Option B (build the NFA, then determinize, in code). Encode the alarm NFA as a dN dict and run it with the nfa_accepts driver from §35.3 on the three Phase-5 test logs. Confirm it agrees with the determinized alarm DFA on all three — a concrete check that the subset construction preserved the language (Theme 4: test what the proof guarantees).
Option C (complement = "flag the invalid"). Instead of collecting rejects with a list comprehension, build the complement of the validity DFA (swap accepting and non-accepting states, §35.2 / Exercise 35.8) so that the new machine accepts exactly the invalid logs. Verify it accepts ['login','login'] and rejects ['login','logout'].
Option D (minimize by hand). Two of the alarm DFA's states might be merge-able. Using the equivalence-relation idea of §35.2's Spaced Review (two strings are equivalent if they drive the machine to the same state), argue whether $D_2$ and $D_3$ can be merged. (Hint: do they ever differ in acceptance on any future input?)

Key Takeaways

A policy is a language; a validator is a DFA. Reading "valid sequence of events" as a language over an event alphabet (§35.1) turns a security spec directly into a machine you can build and audit.

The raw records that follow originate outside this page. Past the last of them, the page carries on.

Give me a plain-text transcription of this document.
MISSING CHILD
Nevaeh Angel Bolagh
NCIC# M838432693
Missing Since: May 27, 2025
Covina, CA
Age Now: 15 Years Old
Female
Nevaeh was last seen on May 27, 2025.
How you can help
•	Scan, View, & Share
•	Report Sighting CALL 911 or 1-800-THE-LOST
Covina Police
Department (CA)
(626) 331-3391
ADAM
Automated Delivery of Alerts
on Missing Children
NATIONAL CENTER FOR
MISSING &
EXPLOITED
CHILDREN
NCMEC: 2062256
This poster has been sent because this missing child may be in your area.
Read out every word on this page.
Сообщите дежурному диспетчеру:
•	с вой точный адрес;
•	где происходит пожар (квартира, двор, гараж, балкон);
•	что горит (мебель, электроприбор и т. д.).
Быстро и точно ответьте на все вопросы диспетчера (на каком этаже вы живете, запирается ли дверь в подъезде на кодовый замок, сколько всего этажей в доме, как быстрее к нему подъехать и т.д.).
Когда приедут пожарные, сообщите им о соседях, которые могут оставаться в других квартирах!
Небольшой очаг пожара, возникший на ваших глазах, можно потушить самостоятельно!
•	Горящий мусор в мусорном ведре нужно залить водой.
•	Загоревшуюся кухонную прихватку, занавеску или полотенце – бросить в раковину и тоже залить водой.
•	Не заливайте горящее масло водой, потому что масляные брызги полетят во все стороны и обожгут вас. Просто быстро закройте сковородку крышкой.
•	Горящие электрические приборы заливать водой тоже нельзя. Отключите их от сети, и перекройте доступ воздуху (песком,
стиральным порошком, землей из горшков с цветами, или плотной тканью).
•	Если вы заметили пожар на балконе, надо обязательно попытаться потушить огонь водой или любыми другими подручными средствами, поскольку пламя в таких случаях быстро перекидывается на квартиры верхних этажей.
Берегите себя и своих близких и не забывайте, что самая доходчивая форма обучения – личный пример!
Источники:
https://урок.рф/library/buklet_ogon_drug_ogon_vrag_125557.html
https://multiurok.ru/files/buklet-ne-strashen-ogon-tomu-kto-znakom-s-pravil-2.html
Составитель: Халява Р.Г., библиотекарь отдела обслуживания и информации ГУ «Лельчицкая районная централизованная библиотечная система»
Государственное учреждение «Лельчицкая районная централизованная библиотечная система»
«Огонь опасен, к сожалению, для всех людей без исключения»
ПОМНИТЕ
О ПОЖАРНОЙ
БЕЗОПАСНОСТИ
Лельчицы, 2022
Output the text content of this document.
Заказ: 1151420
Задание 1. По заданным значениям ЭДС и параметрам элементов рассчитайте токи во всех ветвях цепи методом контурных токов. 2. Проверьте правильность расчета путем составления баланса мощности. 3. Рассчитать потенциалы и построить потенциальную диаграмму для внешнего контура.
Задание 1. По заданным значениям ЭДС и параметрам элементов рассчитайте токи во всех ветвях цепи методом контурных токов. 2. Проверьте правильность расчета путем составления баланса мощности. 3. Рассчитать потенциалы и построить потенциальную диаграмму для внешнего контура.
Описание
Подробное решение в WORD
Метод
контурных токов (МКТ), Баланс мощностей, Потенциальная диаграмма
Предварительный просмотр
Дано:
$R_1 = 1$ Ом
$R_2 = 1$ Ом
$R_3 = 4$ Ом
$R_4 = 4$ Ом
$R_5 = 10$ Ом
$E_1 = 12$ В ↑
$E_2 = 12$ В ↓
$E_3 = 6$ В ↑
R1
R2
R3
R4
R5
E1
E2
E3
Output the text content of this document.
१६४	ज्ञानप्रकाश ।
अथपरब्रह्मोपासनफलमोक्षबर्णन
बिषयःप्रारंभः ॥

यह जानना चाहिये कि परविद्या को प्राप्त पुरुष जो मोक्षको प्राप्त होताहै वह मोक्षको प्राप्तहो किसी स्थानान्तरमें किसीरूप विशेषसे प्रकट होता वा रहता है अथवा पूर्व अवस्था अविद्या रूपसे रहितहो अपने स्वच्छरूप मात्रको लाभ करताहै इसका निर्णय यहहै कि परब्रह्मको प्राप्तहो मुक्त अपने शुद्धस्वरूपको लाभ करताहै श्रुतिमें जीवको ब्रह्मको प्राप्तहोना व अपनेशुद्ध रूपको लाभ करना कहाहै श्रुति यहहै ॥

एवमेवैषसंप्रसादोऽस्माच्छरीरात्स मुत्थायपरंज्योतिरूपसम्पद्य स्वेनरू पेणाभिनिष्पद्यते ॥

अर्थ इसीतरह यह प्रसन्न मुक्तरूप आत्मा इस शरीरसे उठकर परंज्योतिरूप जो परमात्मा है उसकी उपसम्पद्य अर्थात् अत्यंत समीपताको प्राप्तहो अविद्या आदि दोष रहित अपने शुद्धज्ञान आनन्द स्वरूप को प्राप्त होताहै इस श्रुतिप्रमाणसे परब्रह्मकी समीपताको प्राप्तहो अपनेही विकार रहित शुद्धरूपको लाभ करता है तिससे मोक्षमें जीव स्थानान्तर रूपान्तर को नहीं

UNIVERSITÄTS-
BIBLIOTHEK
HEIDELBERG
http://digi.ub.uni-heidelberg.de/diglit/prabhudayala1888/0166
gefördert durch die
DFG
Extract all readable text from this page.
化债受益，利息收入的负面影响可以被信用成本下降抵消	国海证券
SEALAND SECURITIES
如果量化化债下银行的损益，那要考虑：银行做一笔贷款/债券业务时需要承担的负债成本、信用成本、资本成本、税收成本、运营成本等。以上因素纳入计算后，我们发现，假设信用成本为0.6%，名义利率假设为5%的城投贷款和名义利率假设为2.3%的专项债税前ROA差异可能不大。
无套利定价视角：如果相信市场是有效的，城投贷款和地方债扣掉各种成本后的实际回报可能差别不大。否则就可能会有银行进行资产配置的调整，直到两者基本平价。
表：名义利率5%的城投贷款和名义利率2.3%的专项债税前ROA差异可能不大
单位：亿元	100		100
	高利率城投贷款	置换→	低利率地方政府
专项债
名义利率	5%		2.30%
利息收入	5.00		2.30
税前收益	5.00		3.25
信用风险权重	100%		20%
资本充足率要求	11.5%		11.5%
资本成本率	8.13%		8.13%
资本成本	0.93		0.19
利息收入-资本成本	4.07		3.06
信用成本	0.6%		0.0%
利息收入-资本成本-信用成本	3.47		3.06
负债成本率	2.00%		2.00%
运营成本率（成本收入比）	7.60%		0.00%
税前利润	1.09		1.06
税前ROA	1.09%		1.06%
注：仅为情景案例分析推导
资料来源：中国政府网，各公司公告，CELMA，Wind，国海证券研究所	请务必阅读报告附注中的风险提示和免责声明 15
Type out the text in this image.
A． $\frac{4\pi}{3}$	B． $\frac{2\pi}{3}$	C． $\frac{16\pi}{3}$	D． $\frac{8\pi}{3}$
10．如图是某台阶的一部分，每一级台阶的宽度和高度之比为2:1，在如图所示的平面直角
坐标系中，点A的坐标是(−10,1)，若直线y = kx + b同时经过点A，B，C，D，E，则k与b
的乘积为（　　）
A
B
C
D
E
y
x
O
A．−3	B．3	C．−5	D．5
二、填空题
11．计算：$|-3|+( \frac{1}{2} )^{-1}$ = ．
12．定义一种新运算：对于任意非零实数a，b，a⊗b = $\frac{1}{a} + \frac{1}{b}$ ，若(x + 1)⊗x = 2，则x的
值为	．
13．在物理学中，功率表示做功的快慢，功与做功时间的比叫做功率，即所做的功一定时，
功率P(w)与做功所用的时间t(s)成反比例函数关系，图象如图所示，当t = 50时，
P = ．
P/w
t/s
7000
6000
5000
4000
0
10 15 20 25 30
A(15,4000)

A total $\delta$ with a dead state is the build discipline. Every state needs an arrow for every symbol (§35.2); the trap absorbs illegal events. In security, a missing transition is a hole, not a detail — and the cell count must come out exact.
One engine runs every machine. The validity checker, the parity machine, and the alarm detector all ride the same run_dfa / DFA abstraction (§35.2, Project Checkpoint) — the 5-tuple is just data (Theme 3).
Nondeterminism is a design convenience you can compile away. The "guess where the pattern starts" alarm NFA (3 readable states) became a runnable 4-state DFA by the subset construction (§35.3) — clearer spec, same power, deployable result.